A resolution adopted in January by the Socialist Alliance in Australia, included in the pamphlet, “condemns Australia and its imperialist allies as the aggressors in the trade and political conflict with China and calls on the Australian government to break with its imperialist war alliance with the US, stop its attacks and reverse all measures that discriminate against China”. It also calls “for an end to Australia's support for the racist campaign to blame China for the COVID-19 pandemic" as a basis for "reversing the sharp deterioration of trade and diplomatic relations with China".
The final chapter is a very informative analysis of the modern history of China by Slee. It provides a useful summary of the process of the revolution initiated in 1949, the social gains won by the people, the setbacks and reversals suffered over its course, and the development of a bureaucratisation of the CCP leadership over time.
Slee also outlines the struggles of workers and peasants to defend their gains, and to oppose the process of privatisation that has led to the restoration of capitalism in China. He concludes that now "China combines imperialist and semi-colonial features".
This process is not concluded, and the class struggle continues.
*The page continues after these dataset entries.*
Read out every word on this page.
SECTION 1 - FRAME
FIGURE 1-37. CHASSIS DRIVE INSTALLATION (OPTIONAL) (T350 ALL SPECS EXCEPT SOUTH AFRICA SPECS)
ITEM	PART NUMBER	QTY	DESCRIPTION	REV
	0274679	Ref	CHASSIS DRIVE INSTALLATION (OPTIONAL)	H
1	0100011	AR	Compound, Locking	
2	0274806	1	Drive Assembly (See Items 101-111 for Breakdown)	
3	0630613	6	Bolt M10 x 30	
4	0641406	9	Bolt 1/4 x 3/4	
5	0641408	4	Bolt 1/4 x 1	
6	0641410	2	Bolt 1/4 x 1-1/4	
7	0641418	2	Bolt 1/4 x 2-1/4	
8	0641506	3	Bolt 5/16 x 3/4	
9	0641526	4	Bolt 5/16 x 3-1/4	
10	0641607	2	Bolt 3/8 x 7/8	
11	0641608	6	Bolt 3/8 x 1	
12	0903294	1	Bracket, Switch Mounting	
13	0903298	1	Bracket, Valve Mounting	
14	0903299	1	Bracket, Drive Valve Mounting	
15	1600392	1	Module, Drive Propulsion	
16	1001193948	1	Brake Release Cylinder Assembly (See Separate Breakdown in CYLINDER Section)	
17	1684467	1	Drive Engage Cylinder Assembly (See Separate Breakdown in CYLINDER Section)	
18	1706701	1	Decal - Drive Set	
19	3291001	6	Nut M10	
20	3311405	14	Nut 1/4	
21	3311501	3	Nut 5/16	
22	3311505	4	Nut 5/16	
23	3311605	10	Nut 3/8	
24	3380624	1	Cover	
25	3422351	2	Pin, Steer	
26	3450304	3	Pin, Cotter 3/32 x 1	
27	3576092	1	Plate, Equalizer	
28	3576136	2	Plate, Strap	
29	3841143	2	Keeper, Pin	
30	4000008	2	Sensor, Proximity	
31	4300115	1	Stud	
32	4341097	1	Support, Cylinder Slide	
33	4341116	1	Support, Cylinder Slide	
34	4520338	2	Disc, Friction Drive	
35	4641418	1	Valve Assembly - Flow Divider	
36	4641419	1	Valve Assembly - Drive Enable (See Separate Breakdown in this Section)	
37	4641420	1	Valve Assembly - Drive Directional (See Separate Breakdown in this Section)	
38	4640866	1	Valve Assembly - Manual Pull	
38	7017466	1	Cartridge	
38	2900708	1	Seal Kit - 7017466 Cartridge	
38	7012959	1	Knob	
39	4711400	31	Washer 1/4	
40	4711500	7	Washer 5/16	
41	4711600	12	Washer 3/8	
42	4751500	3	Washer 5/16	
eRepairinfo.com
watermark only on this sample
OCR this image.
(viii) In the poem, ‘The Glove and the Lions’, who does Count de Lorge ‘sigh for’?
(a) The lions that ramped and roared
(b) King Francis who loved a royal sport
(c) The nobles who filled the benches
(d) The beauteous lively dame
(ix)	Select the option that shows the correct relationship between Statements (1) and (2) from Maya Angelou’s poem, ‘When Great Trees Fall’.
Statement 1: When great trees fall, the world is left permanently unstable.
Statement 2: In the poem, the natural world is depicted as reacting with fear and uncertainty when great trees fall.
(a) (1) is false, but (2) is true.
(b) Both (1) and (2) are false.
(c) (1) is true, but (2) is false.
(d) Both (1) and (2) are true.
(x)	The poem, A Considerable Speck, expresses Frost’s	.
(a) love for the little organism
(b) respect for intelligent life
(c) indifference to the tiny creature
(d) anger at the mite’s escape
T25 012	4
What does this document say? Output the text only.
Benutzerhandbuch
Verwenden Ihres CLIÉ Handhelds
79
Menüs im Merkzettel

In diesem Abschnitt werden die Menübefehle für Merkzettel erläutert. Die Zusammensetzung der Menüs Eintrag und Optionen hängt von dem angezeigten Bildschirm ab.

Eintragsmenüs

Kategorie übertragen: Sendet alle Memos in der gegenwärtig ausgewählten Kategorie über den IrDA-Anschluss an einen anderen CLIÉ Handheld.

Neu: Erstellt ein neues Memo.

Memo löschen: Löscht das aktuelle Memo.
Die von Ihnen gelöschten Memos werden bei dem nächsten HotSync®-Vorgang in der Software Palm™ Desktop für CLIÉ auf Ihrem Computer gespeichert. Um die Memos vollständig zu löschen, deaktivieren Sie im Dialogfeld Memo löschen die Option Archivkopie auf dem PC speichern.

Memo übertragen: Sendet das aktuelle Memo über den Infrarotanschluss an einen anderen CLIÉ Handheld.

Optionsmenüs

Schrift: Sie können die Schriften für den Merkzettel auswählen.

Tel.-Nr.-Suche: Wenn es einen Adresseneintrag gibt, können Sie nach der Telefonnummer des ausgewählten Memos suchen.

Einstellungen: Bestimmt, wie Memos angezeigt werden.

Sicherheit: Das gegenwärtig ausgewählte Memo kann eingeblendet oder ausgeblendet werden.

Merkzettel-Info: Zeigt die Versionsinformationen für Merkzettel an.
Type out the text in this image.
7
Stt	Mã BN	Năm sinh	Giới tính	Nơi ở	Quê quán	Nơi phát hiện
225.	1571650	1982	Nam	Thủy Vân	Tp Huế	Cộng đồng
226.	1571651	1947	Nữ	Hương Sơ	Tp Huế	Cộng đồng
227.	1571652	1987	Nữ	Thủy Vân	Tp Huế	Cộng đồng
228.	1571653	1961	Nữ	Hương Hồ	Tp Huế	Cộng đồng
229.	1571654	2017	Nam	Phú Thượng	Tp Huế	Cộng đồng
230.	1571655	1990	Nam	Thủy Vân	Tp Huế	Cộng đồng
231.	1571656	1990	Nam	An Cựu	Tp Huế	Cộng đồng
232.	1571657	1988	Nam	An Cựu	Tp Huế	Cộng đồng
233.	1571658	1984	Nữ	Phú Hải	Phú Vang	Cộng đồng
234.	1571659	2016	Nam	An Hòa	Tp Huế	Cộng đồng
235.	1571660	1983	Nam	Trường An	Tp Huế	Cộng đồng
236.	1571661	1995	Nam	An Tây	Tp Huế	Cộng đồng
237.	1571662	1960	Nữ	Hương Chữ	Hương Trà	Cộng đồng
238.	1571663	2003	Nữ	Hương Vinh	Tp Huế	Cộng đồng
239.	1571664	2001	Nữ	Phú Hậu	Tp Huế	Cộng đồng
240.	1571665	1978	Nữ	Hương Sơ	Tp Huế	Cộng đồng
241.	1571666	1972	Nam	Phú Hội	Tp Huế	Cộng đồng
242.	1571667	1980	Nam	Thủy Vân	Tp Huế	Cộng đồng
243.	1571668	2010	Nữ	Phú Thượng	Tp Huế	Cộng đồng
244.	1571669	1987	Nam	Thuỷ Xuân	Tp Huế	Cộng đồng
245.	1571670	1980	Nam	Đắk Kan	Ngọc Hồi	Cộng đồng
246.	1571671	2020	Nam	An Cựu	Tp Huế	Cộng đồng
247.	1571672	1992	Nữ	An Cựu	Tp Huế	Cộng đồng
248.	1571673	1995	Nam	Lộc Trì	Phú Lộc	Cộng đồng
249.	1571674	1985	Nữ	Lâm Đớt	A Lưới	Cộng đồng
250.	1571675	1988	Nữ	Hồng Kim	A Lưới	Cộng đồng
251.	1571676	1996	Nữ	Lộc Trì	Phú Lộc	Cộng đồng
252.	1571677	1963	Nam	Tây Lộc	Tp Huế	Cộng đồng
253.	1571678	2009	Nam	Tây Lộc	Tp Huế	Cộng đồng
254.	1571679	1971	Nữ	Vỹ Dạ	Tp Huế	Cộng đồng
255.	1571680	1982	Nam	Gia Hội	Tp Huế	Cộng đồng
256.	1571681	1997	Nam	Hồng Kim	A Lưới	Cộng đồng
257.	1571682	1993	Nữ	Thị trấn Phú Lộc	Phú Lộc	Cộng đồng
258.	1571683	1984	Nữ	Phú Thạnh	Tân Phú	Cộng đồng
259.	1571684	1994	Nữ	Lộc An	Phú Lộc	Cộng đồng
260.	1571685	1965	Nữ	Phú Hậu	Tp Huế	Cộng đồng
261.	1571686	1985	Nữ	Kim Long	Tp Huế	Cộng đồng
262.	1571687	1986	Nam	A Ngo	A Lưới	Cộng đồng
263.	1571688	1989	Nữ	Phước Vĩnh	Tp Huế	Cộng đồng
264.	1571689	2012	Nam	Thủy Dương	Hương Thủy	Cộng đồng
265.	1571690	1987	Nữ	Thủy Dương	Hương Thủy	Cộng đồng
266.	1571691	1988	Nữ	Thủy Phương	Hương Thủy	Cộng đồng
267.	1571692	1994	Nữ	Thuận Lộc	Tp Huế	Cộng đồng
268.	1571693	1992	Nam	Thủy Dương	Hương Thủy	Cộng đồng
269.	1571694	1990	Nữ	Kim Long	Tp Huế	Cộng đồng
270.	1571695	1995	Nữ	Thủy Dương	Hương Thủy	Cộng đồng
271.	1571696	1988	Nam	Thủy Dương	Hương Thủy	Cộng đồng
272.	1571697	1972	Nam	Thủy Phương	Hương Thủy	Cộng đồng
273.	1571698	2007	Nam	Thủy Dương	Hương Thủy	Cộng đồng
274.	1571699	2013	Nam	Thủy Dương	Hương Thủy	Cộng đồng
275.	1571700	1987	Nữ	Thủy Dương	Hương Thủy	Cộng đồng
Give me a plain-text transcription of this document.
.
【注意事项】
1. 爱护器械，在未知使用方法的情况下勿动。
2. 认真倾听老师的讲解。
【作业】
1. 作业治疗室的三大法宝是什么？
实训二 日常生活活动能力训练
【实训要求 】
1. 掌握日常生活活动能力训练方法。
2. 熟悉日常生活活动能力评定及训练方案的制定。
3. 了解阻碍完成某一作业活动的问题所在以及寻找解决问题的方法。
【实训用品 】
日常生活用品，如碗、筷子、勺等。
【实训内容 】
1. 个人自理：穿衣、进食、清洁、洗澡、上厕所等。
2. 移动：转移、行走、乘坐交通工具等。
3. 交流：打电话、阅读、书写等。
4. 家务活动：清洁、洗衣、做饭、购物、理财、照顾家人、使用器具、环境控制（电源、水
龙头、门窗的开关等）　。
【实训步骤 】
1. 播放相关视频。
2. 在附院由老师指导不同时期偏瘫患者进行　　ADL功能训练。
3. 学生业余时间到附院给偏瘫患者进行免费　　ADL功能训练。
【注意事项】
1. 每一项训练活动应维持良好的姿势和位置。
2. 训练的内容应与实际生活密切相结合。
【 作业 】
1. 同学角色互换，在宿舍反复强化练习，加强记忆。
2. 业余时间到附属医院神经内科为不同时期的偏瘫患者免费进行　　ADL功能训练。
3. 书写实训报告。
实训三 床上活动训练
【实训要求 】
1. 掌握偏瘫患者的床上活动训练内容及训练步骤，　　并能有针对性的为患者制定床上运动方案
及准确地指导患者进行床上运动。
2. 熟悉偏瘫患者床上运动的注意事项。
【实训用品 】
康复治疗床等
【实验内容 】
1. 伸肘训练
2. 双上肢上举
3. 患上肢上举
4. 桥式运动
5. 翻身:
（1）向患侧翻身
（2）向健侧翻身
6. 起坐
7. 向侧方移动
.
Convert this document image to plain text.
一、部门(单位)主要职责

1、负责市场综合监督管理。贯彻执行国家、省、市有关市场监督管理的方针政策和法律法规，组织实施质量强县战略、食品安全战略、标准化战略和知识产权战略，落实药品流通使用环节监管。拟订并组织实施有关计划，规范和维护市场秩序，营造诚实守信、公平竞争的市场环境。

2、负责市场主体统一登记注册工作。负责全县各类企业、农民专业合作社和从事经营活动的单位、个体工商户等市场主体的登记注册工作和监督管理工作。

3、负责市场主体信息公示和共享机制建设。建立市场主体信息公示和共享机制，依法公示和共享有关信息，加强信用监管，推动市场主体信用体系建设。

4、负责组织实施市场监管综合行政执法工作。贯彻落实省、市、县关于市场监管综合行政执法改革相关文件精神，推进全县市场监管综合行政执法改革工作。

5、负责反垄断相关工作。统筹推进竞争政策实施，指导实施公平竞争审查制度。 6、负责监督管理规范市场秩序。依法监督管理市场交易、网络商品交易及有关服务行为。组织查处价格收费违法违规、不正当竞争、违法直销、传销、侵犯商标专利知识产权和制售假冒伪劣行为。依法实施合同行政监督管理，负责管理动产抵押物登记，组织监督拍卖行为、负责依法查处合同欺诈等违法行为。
In my personal opinion, China can be reasonably described currently as "state capitalist".
While the term has a controversial history in the Western left, it seems now to accurately highlight the obvious difference between current China, which still retains a significant state-owned base in key sectors of industry, with the neoliberal "market capitalism" which characterises the US, Australia and the rest of the imperialist world.
Whatever the case, the key issue in the China-West conflict right now is to resolutely oppose the war drive by the Western powers against China, and to fight the campaign of hypocritical vilification, which is escalating from the current new Cold War in the direction of a potentially disastrous hot war with China.